The Chemical Biology Platform within the Broad Institute screens both the Molecular Libraries Small Molecule Repository (MLSMR) and a unique compound collection synthesized internally through diversity oriented synthesis, yielding novel starting points for follow-up chemistry in a range of disease areas including cancer, diabetes, and psychiatric illnesses. The supporting informatics needs include sample tracking, analysis of high-throughput assay data, hit evaluation, and analysis of compounds by patterns of activity across multiple assays (e.g., to understand mechanism of action). Data and results have been made public first through ChemBank and subsequently through PubChem and CARS. As our focus has shifted from infrastructure development to supporting the discovery of putative novel therapeutics, our informatics requirements now include capture of the entire discovery life cycle (assay development, HTS, lead optimization, ADME etc.).

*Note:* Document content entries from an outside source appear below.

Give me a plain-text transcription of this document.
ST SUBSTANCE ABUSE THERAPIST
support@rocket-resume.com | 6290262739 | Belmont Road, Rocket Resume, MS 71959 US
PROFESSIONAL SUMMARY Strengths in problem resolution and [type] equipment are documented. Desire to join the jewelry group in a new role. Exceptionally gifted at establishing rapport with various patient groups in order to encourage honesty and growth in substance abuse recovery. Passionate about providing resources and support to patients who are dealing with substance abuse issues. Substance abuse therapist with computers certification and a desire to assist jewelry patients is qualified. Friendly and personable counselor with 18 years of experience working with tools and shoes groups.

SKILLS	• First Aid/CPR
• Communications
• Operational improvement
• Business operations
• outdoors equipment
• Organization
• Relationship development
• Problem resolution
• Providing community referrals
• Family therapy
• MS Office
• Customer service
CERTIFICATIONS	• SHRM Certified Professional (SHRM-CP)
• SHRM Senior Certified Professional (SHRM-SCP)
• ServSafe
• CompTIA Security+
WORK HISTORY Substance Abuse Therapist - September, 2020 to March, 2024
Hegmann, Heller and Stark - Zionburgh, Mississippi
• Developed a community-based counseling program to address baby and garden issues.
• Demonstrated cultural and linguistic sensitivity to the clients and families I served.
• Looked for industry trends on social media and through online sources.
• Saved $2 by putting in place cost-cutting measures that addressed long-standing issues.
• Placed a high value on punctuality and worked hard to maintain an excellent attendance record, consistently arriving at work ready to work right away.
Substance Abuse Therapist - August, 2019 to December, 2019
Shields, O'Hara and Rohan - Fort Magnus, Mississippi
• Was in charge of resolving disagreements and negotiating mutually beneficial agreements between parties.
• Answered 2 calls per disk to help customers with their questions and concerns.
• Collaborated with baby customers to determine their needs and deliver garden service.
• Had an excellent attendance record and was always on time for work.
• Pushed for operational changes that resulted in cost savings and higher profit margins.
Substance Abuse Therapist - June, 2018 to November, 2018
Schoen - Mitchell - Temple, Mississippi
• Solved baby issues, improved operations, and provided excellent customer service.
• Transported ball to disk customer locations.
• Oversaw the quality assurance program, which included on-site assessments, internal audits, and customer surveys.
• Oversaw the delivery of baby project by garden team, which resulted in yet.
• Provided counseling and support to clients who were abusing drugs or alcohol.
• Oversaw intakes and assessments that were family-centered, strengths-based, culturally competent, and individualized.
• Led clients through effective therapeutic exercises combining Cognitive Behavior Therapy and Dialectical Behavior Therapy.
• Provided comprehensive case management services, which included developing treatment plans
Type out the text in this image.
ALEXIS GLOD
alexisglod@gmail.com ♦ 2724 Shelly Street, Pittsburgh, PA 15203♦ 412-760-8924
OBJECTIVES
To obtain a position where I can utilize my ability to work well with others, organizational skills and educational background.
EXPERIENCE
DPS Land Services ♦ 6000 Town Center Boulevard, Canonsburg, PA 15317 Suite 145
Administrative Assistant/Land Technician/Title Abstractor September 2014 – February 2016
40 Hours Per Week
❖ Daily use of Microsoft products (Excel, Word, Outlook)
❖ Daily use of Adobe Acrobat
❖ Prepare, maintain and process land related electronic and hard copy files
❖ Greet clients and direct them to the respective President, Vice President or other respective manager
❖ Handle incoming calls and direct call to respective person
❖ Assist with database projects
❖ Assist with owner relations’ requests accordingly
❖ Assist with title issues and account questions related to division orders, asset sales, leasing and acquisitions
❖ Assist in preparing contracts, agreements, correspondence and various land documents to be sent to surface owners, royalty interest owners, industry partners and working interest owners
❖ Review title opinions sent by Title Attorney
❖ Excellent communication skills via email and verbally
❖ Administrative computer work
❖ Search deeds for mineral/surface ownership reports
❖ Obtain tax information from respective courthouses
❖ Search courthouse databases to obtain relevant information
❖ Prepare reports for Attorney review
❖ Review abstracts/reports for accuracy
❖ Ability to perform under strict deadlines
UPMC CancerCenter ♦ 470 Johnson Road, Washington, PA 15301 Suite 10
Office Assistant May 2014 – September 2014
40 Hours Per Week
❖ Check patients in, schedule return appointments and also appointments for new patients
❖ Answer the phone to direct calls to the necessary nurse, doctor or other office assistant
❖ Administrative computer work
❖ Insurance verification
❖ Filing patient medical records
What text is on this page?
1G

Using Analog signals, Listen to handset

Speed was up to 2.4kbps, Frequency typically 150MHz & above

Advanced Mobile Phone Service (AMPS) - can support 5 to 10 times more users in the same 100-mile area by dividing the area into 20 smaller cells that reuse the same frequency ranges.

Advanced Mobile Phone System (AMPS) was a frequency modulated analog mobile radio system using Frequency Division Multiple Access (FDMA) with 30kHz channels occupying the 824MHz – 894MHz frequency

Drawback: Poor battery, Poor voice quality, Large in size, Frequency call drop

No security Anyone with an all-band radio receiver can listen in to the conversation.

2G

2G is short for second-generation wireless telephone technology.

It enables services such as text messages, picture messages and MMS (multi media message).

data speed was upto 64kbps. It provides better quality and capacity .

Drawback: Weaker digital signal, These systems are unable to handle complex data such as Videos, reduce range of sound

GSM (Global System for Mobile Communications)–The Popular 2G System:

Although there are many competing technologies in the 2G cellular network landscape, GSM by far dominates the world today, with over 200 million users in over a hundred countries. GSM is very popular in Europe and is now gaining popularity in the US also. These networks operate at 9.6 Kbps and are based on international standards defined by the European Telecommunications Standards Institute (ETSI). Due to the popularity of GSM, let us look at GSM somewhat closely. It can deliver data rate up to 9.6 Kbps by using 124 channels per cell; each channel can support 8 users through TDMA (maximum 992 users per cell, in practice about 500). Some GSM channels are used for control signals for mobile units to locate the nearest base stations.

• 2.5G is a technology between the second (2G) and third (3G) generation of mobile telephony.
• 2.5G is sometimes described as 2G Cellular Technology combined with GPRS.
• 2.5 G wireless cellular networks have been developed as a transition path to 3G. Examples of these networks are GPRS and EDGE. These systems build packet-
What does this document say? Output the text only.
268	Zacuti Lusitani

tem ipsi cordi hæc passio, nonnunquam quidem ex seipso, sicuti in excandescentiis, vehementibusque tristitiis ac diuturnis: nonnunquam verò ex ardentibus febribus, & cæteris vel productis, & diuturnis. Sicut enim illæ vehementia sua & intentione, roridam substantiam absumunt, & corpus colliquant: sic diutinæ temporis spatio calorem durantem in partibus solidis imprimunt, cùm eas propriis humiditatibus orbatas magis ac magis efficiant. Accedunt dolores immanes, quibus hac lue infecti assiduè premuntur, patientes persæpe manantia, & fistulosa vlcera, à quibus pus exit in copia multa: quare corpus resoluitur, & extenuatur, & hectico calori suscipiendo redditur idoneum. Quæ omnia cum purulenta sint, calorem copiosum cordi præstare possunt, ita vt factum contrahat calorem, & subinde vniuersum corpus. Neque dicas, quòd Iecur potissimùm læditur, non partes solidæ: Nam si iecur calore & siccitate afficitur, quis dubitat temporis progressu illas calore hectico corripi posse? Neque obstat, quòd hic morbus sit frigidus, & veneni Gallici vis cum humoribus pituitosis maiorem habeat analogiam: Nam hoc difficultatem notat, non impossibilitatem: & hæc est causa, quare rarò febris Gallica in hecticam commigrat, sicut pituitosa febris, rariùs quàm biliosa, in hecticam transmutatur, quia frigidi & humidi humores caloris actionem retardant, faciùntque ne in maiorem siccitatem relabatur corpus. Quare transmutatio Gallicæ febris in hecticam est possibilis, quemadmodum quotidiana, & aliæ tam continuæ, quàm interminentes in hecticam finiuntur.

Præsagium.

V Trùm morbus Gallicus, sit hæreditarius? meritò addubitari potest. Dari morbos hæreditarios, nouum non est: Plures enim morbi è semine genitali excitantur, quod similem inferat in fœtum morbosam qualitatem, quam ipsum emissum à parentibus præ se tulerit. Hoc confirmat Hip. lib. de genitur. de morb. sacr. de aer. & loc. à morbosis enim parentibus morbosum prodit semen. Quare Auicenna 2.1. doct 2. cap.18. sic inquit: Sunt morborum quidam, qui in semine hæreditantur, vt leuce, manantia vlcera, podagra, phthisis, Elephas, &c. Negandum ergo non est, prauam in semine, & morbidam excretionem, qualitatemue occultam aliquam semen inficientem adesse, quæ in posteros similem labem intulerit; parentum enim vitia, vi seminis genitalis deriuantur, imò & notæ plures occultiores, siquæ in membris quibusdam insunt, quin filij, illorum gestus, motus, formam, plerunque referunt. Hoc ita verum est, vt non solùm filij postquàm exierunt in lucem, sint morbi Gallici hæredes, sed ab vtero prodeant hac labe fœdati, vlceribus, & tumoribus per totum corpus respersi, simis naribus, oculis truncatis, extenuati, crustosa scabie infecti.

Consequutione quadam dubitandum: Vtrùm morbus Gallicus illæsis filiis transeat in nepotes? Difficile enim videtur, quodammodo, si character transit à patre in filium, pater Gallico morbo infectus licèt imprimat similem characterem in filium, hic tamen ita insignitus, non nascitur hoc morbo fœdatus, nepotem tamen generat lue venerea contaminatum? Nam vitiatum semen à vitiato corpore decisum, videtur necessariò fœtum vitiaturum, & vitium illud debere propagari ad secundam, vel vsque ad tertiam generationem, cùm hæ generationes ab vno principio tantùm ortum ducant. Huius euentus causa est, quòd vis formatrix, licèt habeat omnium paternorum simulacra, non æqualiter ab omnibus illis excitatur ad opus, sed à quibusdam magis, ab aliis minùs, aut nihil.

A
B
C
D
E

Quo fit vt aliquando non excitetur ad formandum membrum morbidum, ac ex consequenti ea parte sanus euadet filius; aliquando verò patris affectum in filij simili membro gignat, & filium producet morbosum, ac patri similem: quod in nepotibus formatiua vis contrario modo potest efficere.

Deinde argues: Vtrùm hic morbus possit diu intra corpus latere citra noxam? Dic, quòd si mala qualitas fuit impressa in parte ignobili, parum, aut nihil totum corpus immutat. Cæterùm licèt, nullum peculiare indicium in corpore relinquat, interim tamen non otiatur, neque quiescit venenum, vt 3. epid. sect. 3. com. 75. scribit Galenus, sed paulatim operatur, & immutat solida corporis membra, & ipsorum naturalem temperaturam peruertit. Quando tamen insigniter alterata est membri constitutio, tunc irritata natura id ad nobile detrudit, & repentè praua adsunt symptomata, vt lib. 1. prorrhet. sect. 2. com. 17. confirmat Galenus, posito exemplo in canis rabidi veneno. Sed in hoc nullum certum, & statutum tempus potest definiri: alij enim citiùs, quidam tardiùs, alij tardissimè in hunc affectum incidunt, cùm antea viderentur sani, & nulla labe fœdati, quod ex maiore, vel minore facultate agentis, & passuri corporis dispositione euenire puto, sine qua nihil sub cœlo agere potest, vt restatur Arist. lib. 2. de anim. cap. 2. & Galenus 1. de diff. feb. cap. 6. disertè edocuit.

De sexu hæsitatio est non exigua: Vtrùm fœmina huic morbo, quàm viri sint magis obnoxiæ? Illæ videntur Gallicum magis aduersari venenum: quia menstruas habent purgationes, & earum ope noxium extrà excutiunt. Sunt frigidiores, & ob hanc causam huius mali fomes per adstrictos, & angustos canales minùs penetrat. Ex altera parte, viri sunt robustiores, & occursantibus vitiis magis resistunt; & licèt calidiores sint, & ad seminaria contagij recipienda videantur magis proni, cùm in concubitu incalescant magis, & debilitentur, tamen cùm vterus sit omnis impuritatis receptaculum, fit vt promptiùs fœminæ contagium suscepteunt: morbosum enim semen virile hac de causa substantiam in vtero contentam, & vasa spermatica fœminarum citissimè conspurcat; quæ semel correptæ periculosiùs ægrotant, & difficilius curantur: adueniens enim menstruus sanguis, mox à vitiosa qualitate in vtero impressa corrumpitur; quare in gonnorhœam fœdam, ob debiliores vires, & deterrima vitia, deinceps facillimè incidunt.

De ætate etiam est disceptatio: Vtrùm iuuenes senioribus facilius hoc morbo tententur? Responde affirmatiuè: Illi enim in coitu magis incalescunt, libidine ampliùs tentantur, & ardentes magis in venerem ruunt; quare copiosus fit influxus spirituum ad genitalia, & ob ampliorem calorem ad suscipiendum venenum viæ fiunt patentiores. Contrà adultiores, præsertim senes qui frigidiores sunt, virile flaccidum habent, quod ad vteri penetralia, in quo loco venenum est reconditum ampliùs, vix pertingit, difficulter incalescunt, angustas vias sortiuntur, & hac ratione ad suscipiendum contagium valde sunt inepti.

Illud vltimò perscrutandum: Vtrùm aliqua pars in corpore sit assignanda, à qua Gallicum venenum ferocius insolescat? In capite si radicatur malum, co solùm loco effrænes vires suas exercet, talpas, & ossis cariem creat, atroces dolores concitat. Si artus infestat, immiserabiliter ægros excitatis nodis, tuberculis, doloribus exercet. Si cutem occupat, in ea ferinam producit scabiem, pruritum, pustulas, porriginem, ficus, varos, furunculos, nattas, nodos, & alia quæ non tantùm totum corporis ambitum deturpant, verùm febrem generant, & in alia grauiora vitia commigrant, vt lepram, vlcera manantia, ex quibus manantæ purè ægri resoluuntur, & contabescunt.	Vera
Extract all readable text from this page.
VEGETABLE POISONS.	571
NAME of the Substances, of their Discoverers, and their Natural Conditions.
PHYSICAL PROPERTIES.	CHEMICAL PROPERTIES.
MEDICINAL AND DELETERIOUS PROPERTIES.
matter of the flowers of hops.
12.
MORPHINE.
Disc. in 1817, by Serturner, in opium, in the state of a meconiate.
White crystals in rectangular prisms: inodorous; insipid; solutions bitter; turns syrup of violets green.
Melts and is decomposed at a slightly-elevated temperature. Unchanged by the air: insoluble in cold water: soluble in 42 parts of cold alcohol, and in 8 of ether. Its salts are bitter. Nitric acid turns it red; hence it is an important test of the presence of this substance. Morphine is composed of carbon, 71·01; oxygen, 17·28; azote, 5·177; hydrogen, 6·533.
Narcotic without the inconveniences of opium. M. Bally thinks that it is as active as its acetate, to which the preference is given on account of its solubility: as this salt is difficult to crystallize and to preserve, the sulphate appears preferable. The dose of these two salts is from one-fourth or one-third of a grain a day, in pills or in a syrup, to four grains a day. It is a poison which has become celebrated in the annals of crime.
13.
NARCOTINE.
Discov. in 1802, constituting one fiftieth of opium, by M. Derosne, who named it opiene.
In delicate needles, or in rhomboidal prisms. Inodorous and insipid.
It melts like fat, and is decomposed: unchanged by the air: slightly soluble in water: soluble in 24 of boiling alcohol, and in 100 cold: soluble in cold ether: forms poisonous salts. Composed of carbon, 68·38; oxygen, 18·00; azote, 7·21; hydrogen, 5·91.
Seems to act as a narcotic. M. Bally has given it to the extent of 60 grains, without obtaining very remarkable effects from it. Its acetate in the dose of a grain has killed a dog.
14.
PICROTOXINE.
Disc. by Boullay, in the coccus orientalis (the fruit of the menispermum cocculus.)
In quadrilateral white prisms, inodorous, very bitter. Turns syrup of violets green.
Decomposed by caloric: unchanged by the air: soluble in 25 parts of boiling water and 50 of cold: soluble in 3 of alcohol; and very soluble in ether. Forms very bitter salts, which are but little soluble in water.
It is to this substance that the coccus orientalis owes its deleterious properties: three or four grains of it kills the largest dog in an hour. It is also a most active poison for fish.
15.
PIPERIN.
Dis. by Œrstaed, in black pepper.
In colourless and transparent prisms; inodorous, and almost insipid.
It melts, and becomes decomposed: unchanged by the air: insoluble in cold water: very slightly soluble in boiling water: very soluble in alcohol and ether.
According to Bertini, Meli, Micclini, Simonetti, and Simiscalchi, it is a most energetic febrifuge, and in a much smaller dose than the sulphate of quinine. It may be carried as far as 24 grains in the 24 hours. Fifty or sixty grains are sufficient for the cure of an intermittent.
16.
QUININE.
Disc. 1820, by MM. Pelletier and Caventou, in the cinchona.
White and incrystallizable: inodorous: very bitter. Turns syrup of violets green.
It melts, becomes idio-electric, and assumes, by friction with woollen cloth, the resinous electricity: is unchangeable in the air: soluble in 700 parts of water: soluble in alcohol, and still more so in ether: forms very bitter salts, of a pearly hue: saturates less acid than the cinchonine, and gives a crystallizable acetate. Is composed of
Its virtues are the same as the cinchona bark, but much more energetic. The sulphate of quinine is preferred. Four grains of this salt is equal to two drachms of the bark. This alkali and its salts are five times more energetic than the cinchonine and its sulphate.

This presentation describes the evolving informatics needs relative to probe and drug discovery. It includes an overview of informatics initiatives with a focus on our current Chemical Biology Informatics Platform (CBIP), and our plans to evolve toward a modular system that enables biologists, chemists, and computational scientists to integrate chemical and biological data. Success stories that highlight the ChemAxon family of products since the transition from a legacy chemistry cartridge in March 2010 will be presented including how we have integrated ChemAxon into our environment over the past year-and-a-half: hit calling for high-throughput screens, cherry picking of compounds for retest, and stereo-structure-activity relationship analysis.